# Voltage spike at the coil when opening the switch [duplicate]

I've the following circuit:

simulate this circuit – Schematic created using CircuitLab

In my book they stated the following sentence:

After that the switch is closed for a long time, I let go of the switch. The voltage at the node $$\Y_1\$$ will rise in a few miliseconds to about -90 volts.

Question: why is that true? Because the supply voltage is way way less than 90 volts. How can the voltage at the coil exceed the supply voltage soo much?

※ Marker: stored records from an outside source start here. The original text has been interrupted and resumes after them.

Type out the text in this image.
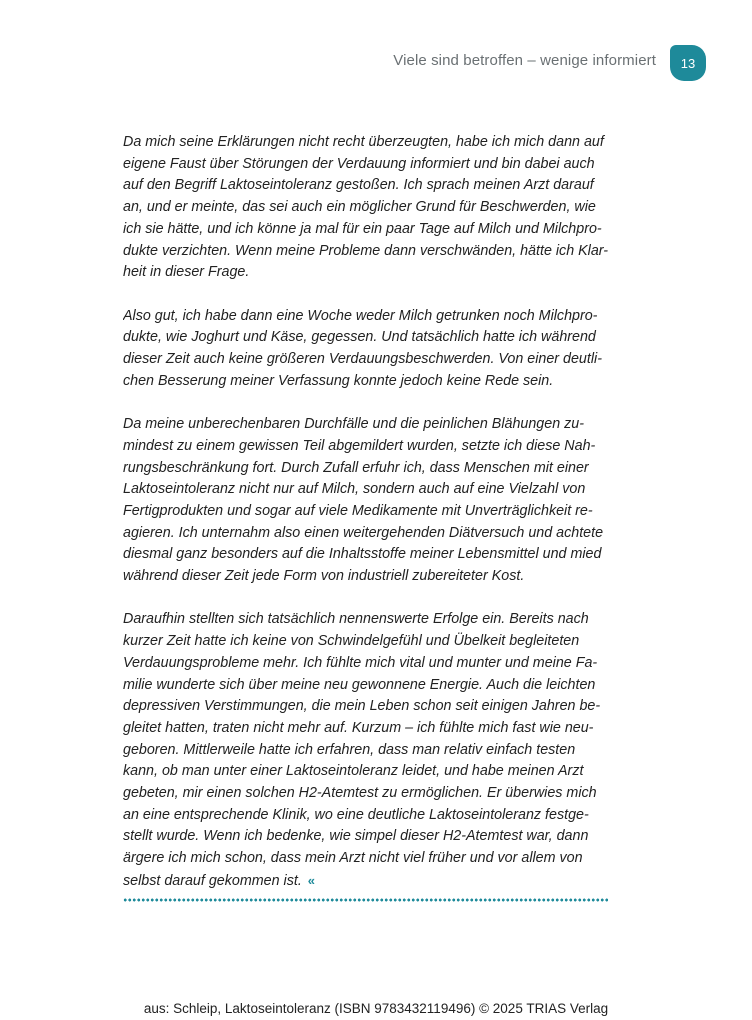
Viele sind betroffen – wenige informiert 13

Da mich seine Erklärungen nicht recht überzeugten, habe ich mich dann auf
eigene Faust über Störungen der Verdauung informiert und bin dabei auch
auf den Begriff Laktoseintoleranz gestoßen. Ich sprach meinen Arzt darauf
an, und er meinte, das sei auch ein möglicher Grund für Beschwerden, wie
ich sie hätte, und ich könne ja mal für ein paar Tage auf Milch und Milchpro-
dukte verzichten. Wenn meine Probleme dann verschwänden, hätte ich Klar-
heit in dieser Frage.

Also gut, ich habe dann eine Woche weder Milch getrunken noch Milchpro-
dukte, wie Joghurt und Käse, gegessen. Und tatsächlich hatte ich während
dieser Zeit auch keine größeren Verdauungsbeschwerden. Von einer deutli-
chen Besserung meiner Verfassung konnte jedoch keine Rede sein.

Da meine unberechenbaren Durchfälle und die peinlichen Blähungen zu-
mindest zu einem gewissen Teil abgemildert wurden, setzte ich diese Nah-
rungsbeschränkung fort. Durch Zufall erfuhr ich, dass Menschen mit einer
Laktoseintoleranz nicht nur auf Milch, sondern auch auf eine Vielzahl von
Fertigprodukten und sogar auf viele Medikamente mit Unverträglichkeit re-
agieren. Ich unternahm also einen weitergehenden Diätversuch und achtete
diesmal ganz besonders auf die Inhaltsstoffe meiner Lebensmittel und mied
während dieser Zeit jede Form von industriell zubereiteter Kost.

Daraufhin stellten sich tatsächlich nennenswerte Erfolge ein. Bereits nach
kurzer Zeit hatte ich keine von Schwindelgefühl und Übelkeit begleiteten
Verdauungsprobleme mehr. Ich fühlte mich vital und munter und meine Fa-
milie wunderte sich über meine neu gewonnene Energie. Auch die leichten
depressiven Verstimmungen, die mein Leben schon seit einigen Jahren be-
gleitet hatten, traten nicht mehr auf. Kurzum – ich fühlte mich fast wie neu-
geboren. Mittlerweile hatte ich erfahren, dass man relativ einfach testen
kann, ob man unter einer Laktoseintoleranz leidet, und habe meinen Arzt
gebeten, mir einen solchen H2-Atemtest zu ermöglichen. Er überwies mich
an eine entsprechende Klinik, wo eine deutliche Laktoseintoleranz festge-
stellt wurde. Wenn ich bedenke, wie simpel dieser H2-Atemtest war, dann
ärgere ich mich schon, dass mein Arzt nicht viel früher und vor allem von
selbst darauf gekommen ist. «

aus: Schleip, Laktoseintoleranz (ISBN 9783432119496) © 2025 TRIAS Verlag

• Why do you think that this is not true? electronics.stackexchange.com/questions/288380/…
– G36
Commented May 18, 2019 at 14:40
• Compare to inductor based boost converters. Also: What does an inductor do? Compare to capacitors which try to maintain a constant voltage across their terminals - what do inductors try to hold steady?
– JRE
Commented May 18, 2019 at 14:40
• This is a property of inductors. When you disconnect them from their current source, the magnetic field in the coil collapses, releasing a surge of current in the opposite direction. It's pretty common when powering a diode with a transistor to connect a properly sized diode across an inductor, wired backwards from the normal direction of current flow. Then, when you disconnect the power, the diode drains off that reverse surge of current. That protects the control transistor from being damaged by the reverse voltage. Commented May 18, 2019 at 19:48

Notice that the Current in L is 1A and as the switch opens the current is now shared with the capacitor so as they both swing own past 0A the voltage reached a maximum in the opposite polarity at a resonant frequency of $$\f=\dfrac{1}{2\pi \sqrt{LC}}\$$ = 223 Hz or a 4.5 ms cycle period.